(Bloomberg) -- Oleksandr Klepach’s fields in southern Ukraine would normally be teeming with shoots of wheat and rapeseed in spring. This March, they’re infested with weeds instead.

The farmer couldn’t plant autumn-sown crops on his 1,000 hectares (2,471 acres) because the area was occupied by Russian forces. Troops have since retreated, but mines still need to be cleared, costs for inputs like fuel and pesticides have soared and he hasn’t been able to find enough seed to sow barley now.

As a last option, he aims to prepare most of the land in time to plant sunflowers, a crop he hasn’t grown for eight years.

His juggling act is indicative of the challenges Ukraine’s agriculture sector faces a year into the invasion, as growers grapple to maintain a sector vital to both its economy and global food supplies. Farmers are cutting fertilizer use, idling land and switching to cheaper-to-grow oilseeds — all of which risk slashing grain output by a fifth from last year’s already-low level.

“It’s a critical situation,” said Kateryna Rybachenko, vice president of the Ukrainian Agribusiness Club. “Ukrainian farms are well-equipped. We can recover. But the main question is how long this war will be going on.”

Last year, the bulk of Ukraine’s wheat was planted before Russia invaded, buffering production. Growers also had a financial cushion from the country’s record 2021 harvest, Rybachenko said.

Those reserves have since dwindled, exports have weakened, and plantings of major winter crops — like wheat — declined. Spring varieties are now being sown, but the total area of staple grains is still expected to sink.

The challenges facing farmers could slash Ukraine’s grain output to 47 million tons, about half its pre-war level, the International Grains Council forecasts. The drop will contribute to the smallest global stockpiles in nearly a decade, heightening the need for big crops elsewhere to maintain the retreat in world food prices. 

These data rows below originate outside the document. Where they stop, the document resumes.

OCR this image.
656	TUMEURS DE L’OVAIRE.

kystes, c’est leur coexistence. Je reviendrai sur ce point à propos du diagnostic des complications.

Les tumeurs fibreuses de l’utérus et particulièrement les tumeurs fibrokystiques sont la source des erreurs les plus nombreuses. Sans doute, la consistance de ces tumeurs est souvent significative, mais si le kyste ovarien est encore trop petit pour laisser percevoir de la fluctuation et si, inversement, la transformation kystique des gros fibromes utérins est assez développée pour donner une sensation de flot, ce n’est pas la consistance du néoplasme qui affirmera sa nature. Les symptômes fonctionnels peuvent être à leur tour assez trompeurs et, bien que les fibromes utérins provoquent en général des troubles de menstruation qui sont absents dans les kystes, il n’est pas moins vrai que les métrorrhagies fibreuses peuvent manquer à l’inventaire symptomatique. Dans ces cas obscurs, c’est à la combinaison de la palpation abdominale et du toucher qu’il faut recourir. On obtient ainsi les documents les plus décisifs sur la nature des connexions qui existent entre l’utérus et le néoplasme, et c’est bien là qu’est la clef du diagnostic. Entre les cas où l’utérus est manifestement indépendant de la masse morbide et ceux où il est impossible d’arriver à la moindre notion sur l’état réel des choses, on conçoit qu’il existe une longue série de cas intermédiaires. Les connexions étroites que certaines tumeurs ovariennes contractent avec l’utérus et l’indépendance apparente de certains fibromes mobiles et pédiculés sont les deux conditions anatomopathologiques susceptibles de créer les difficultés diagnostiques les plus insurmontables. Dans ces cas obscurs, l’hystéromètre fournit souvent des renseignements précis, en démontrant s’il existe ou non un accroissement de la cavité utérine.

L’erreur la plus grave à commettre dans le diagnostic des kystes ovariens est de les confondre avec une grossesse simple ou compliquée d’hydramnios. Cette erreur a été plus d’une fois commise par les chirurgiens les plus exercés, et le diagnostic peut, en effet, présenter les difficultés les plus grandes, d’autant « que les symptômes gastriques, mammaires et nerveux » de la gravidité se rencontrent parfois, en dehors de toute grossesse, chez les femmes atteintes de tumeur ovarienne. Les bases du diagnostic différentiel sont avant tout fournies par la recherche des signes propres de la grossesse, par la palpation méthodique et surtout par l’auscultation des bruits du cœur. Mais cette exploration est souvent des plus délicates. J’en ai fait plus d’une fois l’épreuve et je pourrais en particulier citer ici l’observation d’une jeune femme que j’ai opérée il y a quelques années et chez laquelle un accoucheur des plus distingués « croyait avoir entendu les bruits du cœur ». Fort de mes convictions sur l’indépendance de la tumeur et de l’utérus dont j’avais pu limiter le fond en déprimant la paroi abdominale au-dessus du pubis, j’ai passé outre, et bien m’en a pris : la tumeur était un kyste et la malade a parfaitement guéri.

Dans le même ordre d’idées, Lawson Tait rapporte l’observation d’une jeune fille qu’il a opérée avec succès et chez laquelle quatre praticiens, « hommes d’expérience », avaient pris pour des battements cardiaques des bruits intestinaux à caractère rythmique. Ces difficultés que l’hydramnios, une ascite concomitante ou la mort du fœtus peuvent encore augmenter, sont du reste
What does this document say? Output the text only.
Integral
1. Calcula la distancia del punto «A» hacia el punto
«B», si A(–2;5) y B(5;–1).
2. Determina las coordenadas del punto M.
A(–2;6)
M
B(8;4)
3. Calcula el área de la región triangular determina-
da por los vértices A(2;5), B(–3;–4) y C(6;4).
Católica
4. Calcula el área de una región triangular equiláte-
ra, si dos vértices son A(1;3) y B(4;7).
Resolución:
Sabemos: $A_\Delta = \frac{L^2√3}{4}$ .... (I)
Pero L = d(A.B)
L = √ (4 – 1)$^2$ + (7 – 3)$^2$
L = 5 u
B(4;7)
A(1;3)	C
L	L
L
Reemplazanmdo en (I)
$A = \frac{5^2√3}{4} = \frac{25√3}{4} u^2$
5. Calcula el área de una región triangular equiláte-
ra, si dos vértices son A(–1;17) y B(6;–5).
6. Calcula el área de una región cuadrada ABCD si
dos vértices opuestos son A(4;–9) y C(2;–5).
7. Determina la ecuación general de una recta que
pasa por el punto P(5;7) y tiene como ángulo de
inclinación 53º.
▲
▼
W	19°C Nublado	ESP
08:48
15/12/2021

Slow logistics are a key hurdle for farmers, said Andrey Novoselov, senior analyst at Barva Invest. Black Sea export vessels often wait days or weeks for inspection, racking up charges that have weakened domestic prices. 

Significant volumes are also moving by rail and road, which has sparked a glut in neighboring European nations. Two-thirds of Ukraine’s annual grain production historically sells abroad, and the pace at which it enters the market is key to farmer earnings. 

Hazy prospects for the Black Sea crop-export deal renewed over the weekend add to uncertainty about how much will eventually cross borders. Russia said it has only agreed to extend the pact through mid-May, ahead of 2023 harvests.

Cost-Cutting Efforts 

Meanwhile, farmers across Ukraine are decreasing fertilizer use, spreading cheaper seeds and applying fewer chemicals in an effort to cut costs, according to Dmitry Skornyakov, Chief Executive Officer of agribusiness HarvEast.

His company normally farms 130,000 hectares, but has lost some two-thirds of its land to occupied areas. On the rest, corn plantings will fall to about 6,000 hectares, a third of pre-war levels, Skornyakov said. The company will instead boost sunflowers, niche crops like mustard and peas, as well as soybeans — though the local climate isn’t always suitable for them.

“At the moment, Ukrainian agriculture looks like gambling,” he said. “If there are perfect, ideal conditions, we can get a decent yield. But the chance is lower than usual.”

Crops like sunflowers and soybeans require less fertilizer than many grains, boosting the appeal to swap, Barva Invest’s Novoselov said. The cost to grow them is about $700 to $750 per hectare, versus $1,250 for corn, he estimated. 

Valeriy Martyshko plans to idle 100 of the 1,400 hectares he leases near Kyiv and is planting less corn because of the high energy costs to dry it after harvest. Slow, expensive logistics are restraining the country’s exports and domestic crop prices are largely unprofitable, said Martyshko, who is also involved in the region’s defense efforts. 

“There is one wish only — to have the farm survive,” he said. “I serve in the armed forces and I want to survive myself as a soldier, too.”